Что касается практической реализации славянского культурно-исторического типа, то здесь прежде всего требовалось решительное избавление от губительного «европейничанья», привитого России петровскими преобразованиями. Европейничанье породило не только «небывалые у нас партии аристократов и демократов», нигилизм и конституционализм, но и возвело «Европу в сан нашей общей Марьи Алексеевны [16], верховной решительницы достоинства наших поступков». Это наносит «величайший вред будущности России», и для пробуждения национального самосознания «необходима борьба Славянства с Западом», необходим «Всеславянский союз» во главе с «вырванным из рук турок» Константинополем. Обладание Константинополем означало бы вступление России «в свое историческое наследие», она стала бы восстановительницей Восточной Римской империи и «начала бы новую Славянскую эру Всемирной истории».
На такой отвлеченной ностальгической ноте завершалось биение историософских фанфар Данилевского, которое тут же подхватило и продолжило дальше «охранительное и зиждительное» направление русского консерватизма (К.Н. Леонтьев, М.Н. Катков, Л.А. Тихомиров и др.).
3.
а)
Однако Достоевский не вполне соглашался с тем, как понимали православие славянофилы: не церковь, а только Христос воплощал для него богооткровенную истину. Он надеялся, что хоть Данилевский «укажет в полной силе окончательную сущность русского призвания, которая состоит в разоблачении перед миром русского Христа». Достоевскому казалось, что «наш народ просветился уже давно, приняв в свою суть Христа и учение его», а потому быть с народом — значило иметь Христа, терять же связи с ним — становиться атеистами или нигилистами.

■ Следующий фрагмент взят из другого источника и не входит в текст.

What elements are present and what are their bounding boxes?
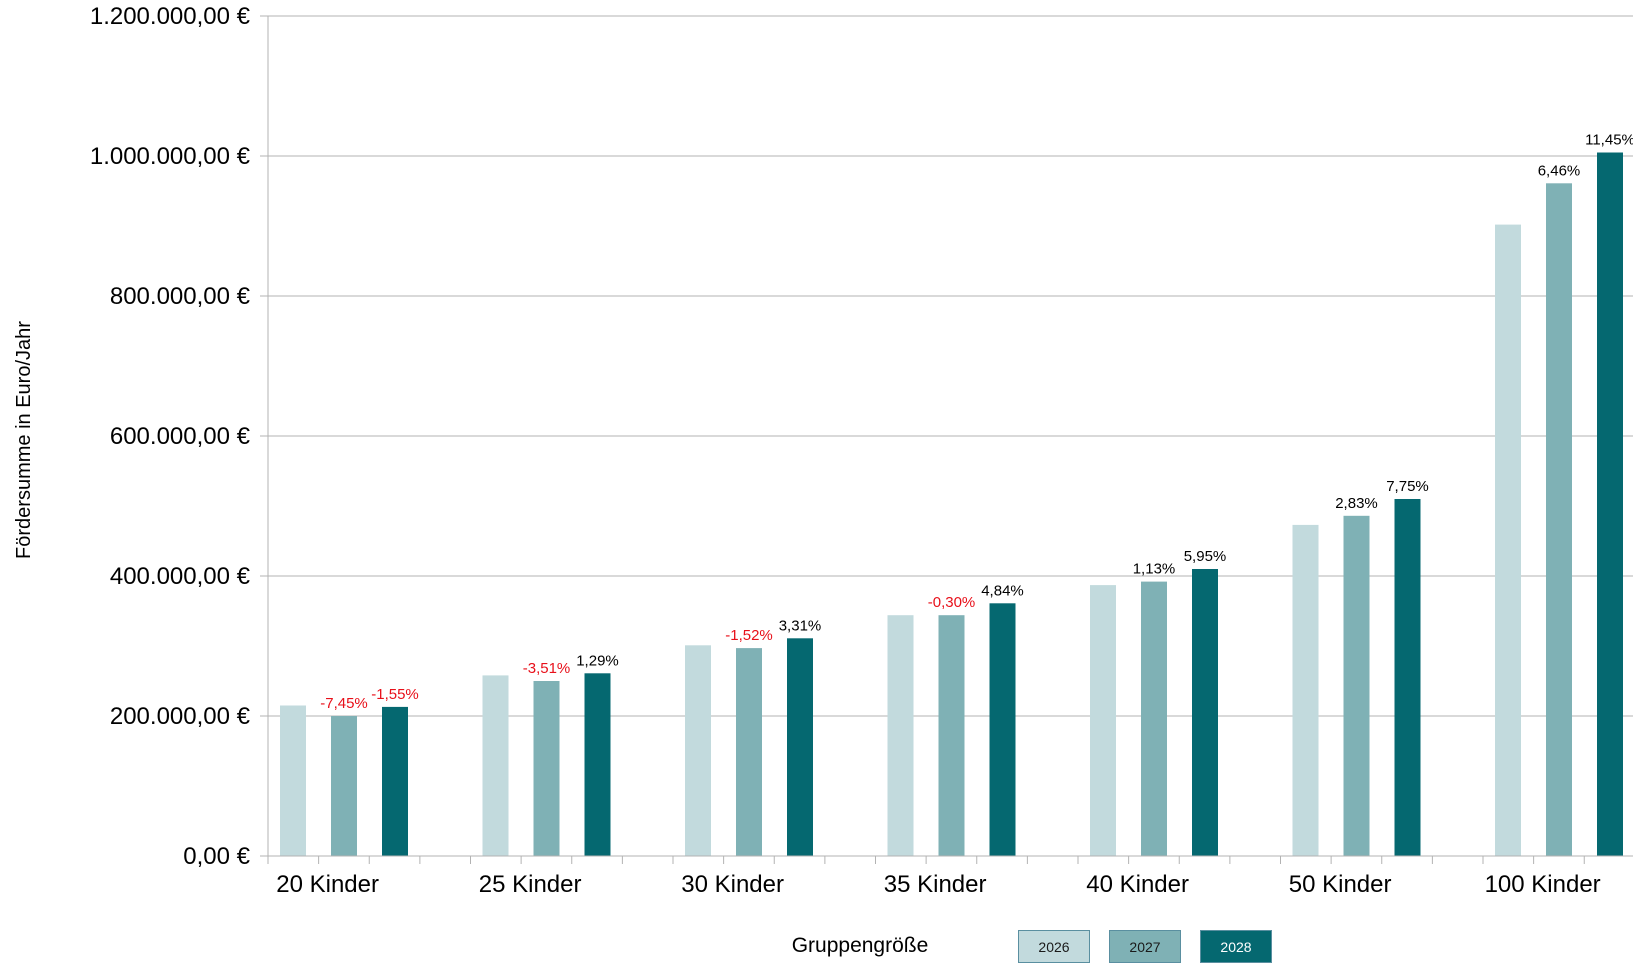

Дело не только в чувстве «духовного единения», которое дается верой в Христа; без Христа сам человек стоит за чертой морали. Христос помогал Достоевскому разрешить трагическую антиномию человеческого существования: с одной стороны, греховность, низменность его природы, с другой — восприятие и участие в ней Христа, вочеловечение Бога. Мысль Достоевского была занята проблемой зла, его всю жизнь мучил вопрос о безмерности и цели человеческого страдания. В своей историософии он больше погружался в дебри антропологии и психологии, индивидуализируя этические стереотипы в художественных образах.